Hello, Helltech!

A ship is sailing due North. At a certain point the bearing of a lighthouse

that is 12 miles away is found to be N 39° E.

Later the bearing is determined to be N 44° E.

How far, to the nearest tenth of a mile, has the ship traveled?
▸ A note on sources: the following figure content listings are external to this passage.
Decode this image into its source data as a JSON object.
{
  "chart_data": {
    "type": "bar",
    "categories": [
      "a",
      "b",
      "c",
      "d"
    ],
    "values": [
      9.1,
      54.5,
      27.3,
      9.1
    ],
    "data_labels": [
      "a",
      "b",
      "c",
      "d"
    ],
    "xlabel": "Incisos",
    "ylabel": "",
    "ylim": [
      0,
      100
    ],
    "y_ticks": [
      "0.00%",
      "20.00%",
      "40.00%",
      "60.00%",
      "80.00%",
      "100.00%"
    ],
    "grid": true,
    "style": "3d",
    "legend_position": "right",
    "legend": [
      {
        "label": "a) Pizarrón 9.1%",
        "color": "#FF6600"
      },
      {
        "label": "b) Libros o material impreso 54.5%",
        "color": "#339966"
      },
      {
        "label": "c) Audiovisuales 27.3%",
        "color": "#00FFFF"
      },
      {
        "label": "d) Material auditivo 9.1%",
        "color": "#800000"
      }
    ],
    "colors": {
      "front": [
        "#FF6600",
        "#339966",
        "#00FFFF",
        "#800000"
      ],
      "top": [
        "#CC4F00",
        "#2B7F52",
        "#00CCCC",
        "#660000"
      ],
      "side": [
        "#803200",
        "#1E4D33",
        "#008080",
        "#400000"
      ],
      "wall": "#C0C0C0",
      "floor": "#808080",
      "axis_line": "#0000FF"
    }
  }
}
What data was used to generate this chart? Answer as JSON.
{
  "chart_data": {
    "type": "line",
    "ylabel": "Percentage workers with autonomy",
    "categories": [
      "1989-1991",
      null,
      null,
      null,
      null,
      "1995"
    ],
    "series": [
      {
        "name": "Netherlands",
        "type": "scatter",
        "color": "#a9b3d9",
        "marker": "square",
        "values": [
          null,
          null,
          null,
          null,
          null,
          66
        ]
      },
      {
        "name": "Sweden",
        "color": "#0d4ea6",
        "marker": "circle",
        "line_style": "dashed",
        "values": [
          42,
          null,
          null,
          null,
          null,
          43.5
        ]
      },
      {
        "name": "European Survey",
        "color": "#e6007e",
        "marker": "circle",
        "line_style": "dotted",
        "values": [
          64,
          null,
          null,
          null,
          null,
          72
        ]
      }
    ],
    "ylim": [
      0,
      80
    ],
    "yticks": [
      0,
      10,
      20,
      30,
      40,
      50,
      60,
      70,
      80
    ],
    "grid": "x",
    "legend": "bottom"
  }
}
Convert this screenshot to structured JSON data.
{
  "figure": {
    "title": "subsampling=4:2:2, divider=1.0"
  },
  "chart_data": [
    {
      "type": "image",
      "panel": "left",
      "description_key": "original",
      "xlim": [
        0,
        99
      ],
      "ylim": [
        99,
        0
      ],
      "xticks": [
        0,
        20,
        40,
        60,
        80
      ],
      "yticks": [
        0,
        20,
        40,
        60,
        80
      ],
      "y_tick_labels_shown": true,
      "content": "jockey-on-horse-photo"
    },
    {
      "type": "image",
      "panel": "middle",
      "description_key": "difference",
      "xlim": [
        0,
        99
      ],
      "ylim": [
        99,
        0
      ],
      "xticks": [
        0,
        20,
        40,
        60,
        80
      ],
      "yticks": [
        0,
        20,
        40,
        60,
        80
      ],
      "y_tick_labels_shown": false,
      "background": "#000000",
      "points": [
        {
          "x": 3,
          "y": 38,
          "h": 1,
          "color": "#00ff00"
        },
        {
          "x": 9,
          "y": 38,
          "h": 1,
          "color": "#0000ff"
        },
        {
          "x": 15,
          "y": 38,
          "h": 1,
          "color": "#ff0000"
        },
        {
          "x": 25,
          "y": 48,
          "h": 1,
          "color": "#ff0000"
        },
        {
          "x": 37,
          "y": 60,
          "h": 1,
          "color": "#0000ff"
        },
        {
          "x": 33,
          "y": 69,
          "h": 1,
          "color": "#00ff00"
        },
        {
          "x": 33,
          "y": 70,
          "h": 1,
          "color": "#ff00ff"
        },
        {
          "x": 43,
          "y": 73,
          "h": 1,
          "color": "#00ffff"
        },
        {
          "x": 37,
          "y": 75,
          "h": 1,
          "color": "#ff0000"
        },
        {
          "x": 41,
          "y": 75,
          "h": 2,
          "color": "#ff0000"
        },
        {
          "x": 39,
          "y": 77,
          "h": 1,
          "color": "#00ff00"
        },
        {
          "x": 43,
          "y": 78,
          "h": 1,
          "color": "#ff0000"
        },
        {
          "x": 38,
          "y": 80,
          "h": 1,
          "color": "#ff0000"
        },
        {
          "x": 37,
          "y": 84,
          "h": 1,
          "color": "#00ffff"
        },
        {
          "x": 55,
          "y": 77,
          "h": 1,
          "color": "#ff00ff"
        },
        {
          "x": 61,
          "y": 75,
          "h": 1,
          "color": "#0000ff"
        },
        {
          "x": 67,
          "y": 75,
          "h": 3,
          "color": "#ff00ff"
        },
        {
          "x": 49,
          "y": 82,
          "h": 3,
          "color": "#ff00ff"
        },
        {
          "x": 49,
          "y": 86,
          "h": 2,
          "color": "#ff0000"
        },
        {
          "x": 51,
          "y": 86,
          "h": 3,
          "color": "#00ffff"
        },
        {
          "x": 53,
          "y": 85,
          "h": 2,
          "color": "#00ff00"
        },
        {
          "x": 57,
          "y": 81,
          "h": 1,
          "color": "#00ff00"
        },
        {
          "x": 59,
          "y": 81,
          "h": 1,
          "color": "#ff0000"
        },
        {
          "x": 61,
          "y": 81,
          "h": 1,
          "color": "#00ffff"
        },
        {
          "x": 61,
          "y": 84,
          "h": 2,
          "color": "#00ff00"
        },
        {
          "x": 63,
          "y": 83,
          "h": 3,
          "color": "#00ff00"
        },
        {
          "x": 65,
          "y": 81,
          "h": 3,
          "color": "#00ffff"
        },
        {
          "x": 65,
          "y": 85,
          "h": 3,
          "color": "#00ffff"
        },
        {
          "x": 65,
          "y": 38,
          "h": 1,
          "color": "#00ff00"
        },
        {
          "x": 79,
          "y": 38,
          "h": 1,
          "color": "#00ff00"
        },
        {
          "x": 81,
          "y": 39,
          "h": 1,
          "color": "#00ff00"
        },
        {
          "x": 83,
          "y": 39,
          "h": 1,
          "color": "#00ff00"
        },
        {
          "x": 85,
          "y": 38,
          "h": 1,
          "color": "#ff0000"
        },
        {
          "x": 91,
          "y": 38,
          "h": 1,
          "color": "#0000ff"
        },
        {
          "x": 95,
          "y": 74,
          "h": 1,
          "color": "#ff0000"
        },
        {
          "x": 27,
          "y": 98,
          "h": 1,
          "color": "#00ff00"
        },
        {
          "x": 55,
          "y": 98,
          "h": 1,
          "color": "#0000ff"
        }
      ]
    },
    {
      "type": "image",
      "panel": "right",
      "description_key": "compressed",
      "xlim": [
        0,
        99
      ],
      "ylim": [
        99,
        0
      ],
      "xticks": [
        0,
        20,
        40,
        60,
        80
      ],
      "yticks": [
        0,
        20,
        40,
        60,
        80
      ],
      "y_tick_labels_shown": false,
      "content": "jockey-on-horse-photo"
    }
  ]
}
Code:

N o L
| * *
| * *
| * 5°*
| * *
| * *
| * *
| 44° * *
| * * 12
B o 136° *
| *
x | *
|39°*
| *
A o

The lighthouse is at $\displaystyle L.$

When the ship is at $\displaystyle A,\:\angle NAL = 39^o\text{, and }AL = 12$

When the ship is at $\displaystyle B,\:\angle NBL = 44^o\quad\Rightarrow\quad \angle LBA = 136^o$

We want: .$\displaystyle x \:=\:AB$

In $\displaystyle \Delta ABL,\;\angle BLA \:=\:180^o - 136^o - 39^o \:=\:5^o$

Law of Sines: . $\displaystyle \frac{x}{\sin5^o} \:=\:\frac{12}{\sin136^o} \quad\Rightarrow\quad x \:=\:\frac{12\sin5^o}{\sin136^o} \:=\:1.505587433$

Therefore, the ship traveled about 1.5 miles.